# Polaroid Question.



## justy (Dec 8, 2006)

I just decided to try out making a pinhole polaroid and i have a question about polaroid film. It seems that the way I made mine the film will only eject if i take out the film and put it back in, like when you put in a fresh pack and the black card gets ejected, same thing happens with the film. However when I take the film out will all the other film be exposed and ruined? I dont feel like spending 25 dollars to find out maybe someone knows. Any help would be wonderful, thanks.


----------



## terri (Dec 8, 2006)

If you're using a film pack, then the black card which protects the film is indeed ejected at the start when you load the pack. You don't mention what camera you're using, so I'm guessing it's a model that takes a 600 type of film pack. I'm no pinhole expert, but without putting the entire camera in a changing bag to pull out exposed prints one by one, you would indeed expose all the film and ruin it. 
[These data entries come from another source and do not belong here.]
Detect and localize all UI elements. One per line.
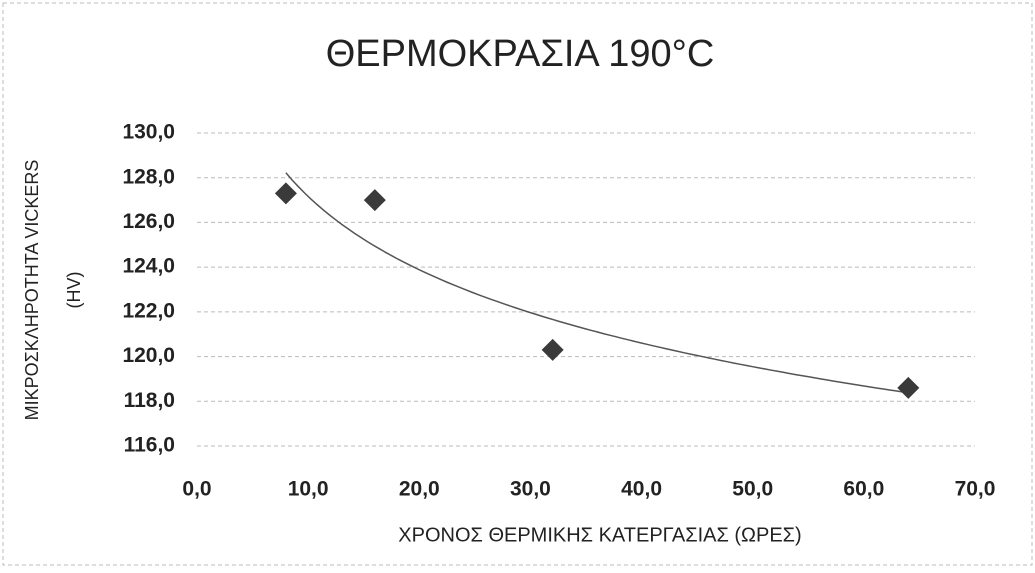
y-tick-label: 120,0 [122, 344, 175, 367]
chart-title: ΘΕΡΜΟΚΡΑΣΙΑ 190°C [326, 33, 715, 75]
y-tick-label: 130,0 [122, 121, 175, 144]
x-tick-label: 20,0 [399, 478, 440, 501]
x-tick-label: 40,0 [621, 478, 662, 501]
x-tick-label: 0,0 [182, 478, 211, 501]
y-axis-label: (HV) [64, 272, 84, 309]
y-tick-label: 116,0 [124, 434, 175, 457]
y-axis-label: ΜΙΚΡΟΣΚΛΗΡΟΤΗΤΑ VICKERS [22, 160, 42, 421]
x-tick-label: 10,0 [288, 478, 329, 501]
y-axis-label-group: ΜΙΚΡΟΣΚΛΗΡΟΤΗΤΑ VICKERS (HV) [22, 160, 84, 421]
data-point [541, 338, 564, 361]
trendline [285, 172, 909, 394]
x-tick-label: 30,0 [510, 478, 551, 501]
x-tick-label: 50,0 [732, 478, 773, 501]
data-point [363, 189, 386, 212]
data-point [274, 182, 297, 205]
y-tick-label: 126,0 [122, 210, 175, 233]
y-tick-label: 124,0 [122, 255, 175, 278]
x-axis-label: ΧΡΟΝΟΣ ΘΕΡΜΙΚΗΣ ΚΑΤΕΡΓΑΣΙΑΣ (ΩΡΕΣ) [398, 524, 801, 546]
y-tick-label: 122,0 [122, 299, 175, 322]
x-tick-label: 60,0 [843, 478, 884, 501]
data-point [897, 376, 920, 399]
y-tick-label: 118,0 [124, 389, 175, 412]
y-tick-label: 128,0 [122, 165, 175, 188]
x-tick-label: 70,0 [955, 478, 996, 501]
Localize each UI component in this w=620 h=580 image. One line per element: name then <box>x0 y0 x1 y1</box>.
Someone with more experience might weigh in here.


----------



## mysteryscribe (Dec 8, 2006)

just the one up gets exposed.  the film back protects the next one down but yours is ruined so black bag it.  I make these all the time what have you done that it wont remove just one sheet at a time.


----------



## justy (Dec 8, 2006)

i had to remove the shutter or else i couldnt have my own exposure time. But now the photo wont eject on its own. So i have to remove and reinsert the cartridge. its a polaroid spirit camera.


----------



## mysteryscribe (Dec 8, 2006)

so much for the advice I gave you forget it.  but it is still true you need to black bag it.  How to you get the goop spread


----------



## terri (Dec 8, 2006)

Exactly, the problem with treating pack film like it's sheet film is that you have to eject it through the rollers of the camera to break the dye pods. Otherwise there will be no development.

If there is such a thing as a pinhole camera with a Polaroid back, then you'd be in business.  But I'm not sure instant film is made for pinhole exposures. All instant films have to pass through something to evenly break and distribute the dye pods. They are not made for individual tray development. Again, I know next to nothing about pinhole photography, but I'm not sure your setup will work. ?


----------



## mysteryscribe (Dec 8, 2006)

I've made upwards of a hundred of the pull apart kind.  

Those that he is talking about I would have to drill a hole through the shutter I think.  open the cover over the hole to expose the film, then trip the shutter (after the lens is covered) to activate the eject circuit.  I dont see any reason that wouldnt work.  A high speed drill to make the first hole then attach a pinhole over it.  Im gonna have to look into that next time I see a polaroid like that laying about somewhere.


----------



## justy (Dec 9, 2006)

You have to break the shutter if you want to have your own exposure times. I tried it without breaking the shutter and it just spit out all 10 shots. So I feel like I have it in working order as long as I use a black bag to keep reinserting the cartidge after every shot, I will go pick up some film this week and post some pics up if they work.


----------



## mysteryscribe (Dec 9, 2006)

Still curious how you spread the goop if the camera wont spit out a single shot at a time....

So a high speed drill wouldn't just put a hole in the shutter but leave it still able to open.  that's interesting I won't waste my time trying that then.  If you give up on that I can tell you how to rig a pinhole on one of those plastic peel apart cameras those are my favorite,


----------



## justy (Dec 10, 2006)

there is no goop on the camera I am using its a Polaroid Spirit.


----------



## justy (Dec 11, 2006)

this is one picture that came out by accident, this was before I removed the shutter and was just seeing if it worked. It shot out 3 pictures (thats all that was left in the catridge) at the same time and this one was the one that got exposed with the pinhole. It is of my cat, she was sleeping then got scared and stood up real fast, you can kind of see that. I really love the colors though. I am buying film tommorow to try this out for real. look back for more pictures later in the week.


----------